New Android malware samples could set record this year, predicts G Data
Android devices are the most popular smartphones by far, beating iPhones by a wide margin. This means that Android devices are finding their way into the enterprise, either via bring your own device policies, programs that supply Android phones for employees or through employees who use Android phones despite corporate smartphone policies.
The influx of Android devices into the corporate environment raises concerns among IT security professionals because of Android OS's shaky security reputation. A new report that antivirus firm G Data released on Tuesday will not ease those concerns.
In its quarterly Mobile Malware Report [.pdf], G Data revealed a 27 percent quarter-over-quarter increase in new malware samples targeting the Android OS for the second quarter of 2015.
In the first half of 2015, the number of new Android malware samples surpassed the 1 million mark for the first time, an increase of 25 percent from the second half of 2014, according to the G Data report. G Data is predicting that Android malware will surpass 2 million samples for the entire year.
"There has been a rapid increase in malware samples for the Android operating system. They are running around 6,100 new samples per day in the second quarter," Andy Hayter, security evangelist at G Data, told FierceITSecurity. "It is becoming more profitable to do Android malware, and there is a huge target out there."
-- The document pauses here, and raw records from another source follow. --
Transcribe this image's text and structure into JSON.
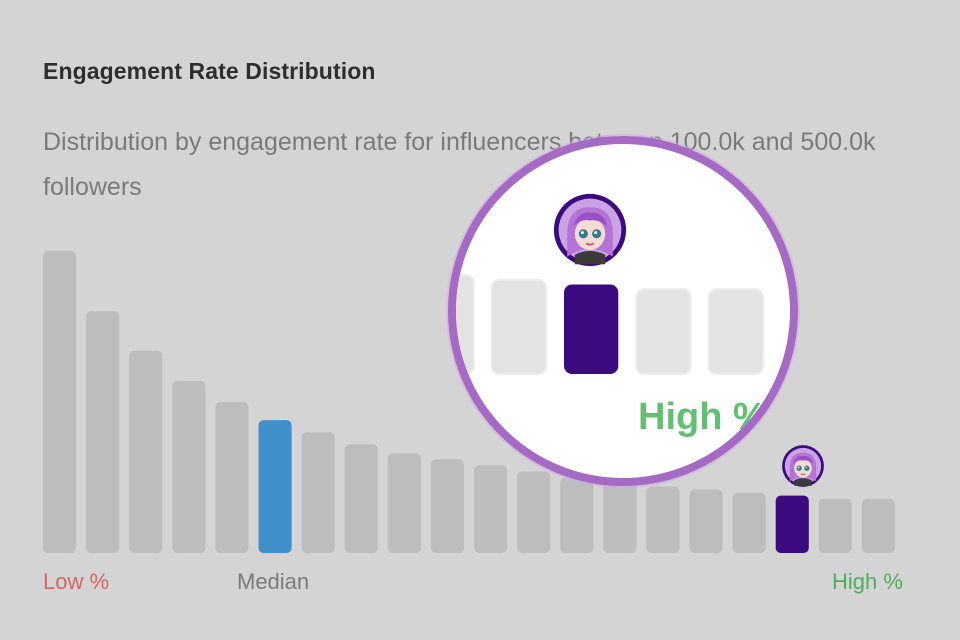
{
  "header": {
    "title": "Engagement Rate Distribution",
    "subtitle": "Distribution by engagement rate for influencers between 100.0k and 500.0k followers"
  },
  "labels": {
    "low": "Low %",
    "median": "Median",
    "high": "High %"
  },
  "colors": {
    "bar": "#bdbdbd",
    "median_bar": "#3e8fca",
    "highlight_bar": "#3a0a7e",
    "low_label": "#d86565",
    "high_label": "#4fae5c"
  },
  "avatar_icon": "influencer-avatar-icon",
  "chart_data": {
    "type": "bar",
    "title": "Engagement Rate Distribution",
    "subtitle": "Distribution by engagement rate for influencers between 100.0k and 500.0k followers",
    "xlabel": "",
    "ylabel": "",
    "values": [
      100,
      80,
      67,
      57,
      50,
      44,
      40,
      36,
      33,
      31,
      29,
      27,
      25,
      24,
      22,
      21,
      20,
      19,
      18,
      18
    ],
    "median_index": 5,
    "highlight_index": 17,
    "grid": false,
    "legend": "none"
  }
}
G Data also uncovered more than 26 new examples of embedded malware in smartphones, primarily made in China. G Data suspects that middlemen are responsible for implanting this malware, so they can steal user data and sell it or engage in malvertising.
"It looks like [the phone] is coming out of the factory with pre-installed malware, when in fact some third party has opened it up, infected it and locked it up again," Hayter said.
"The problem with this type of malware is you can't uninstall it. The malware has been locked into the phone. It can be detected but it cannot be uninstalled unless you unlock your phone, which most people are not going to be doing," he added.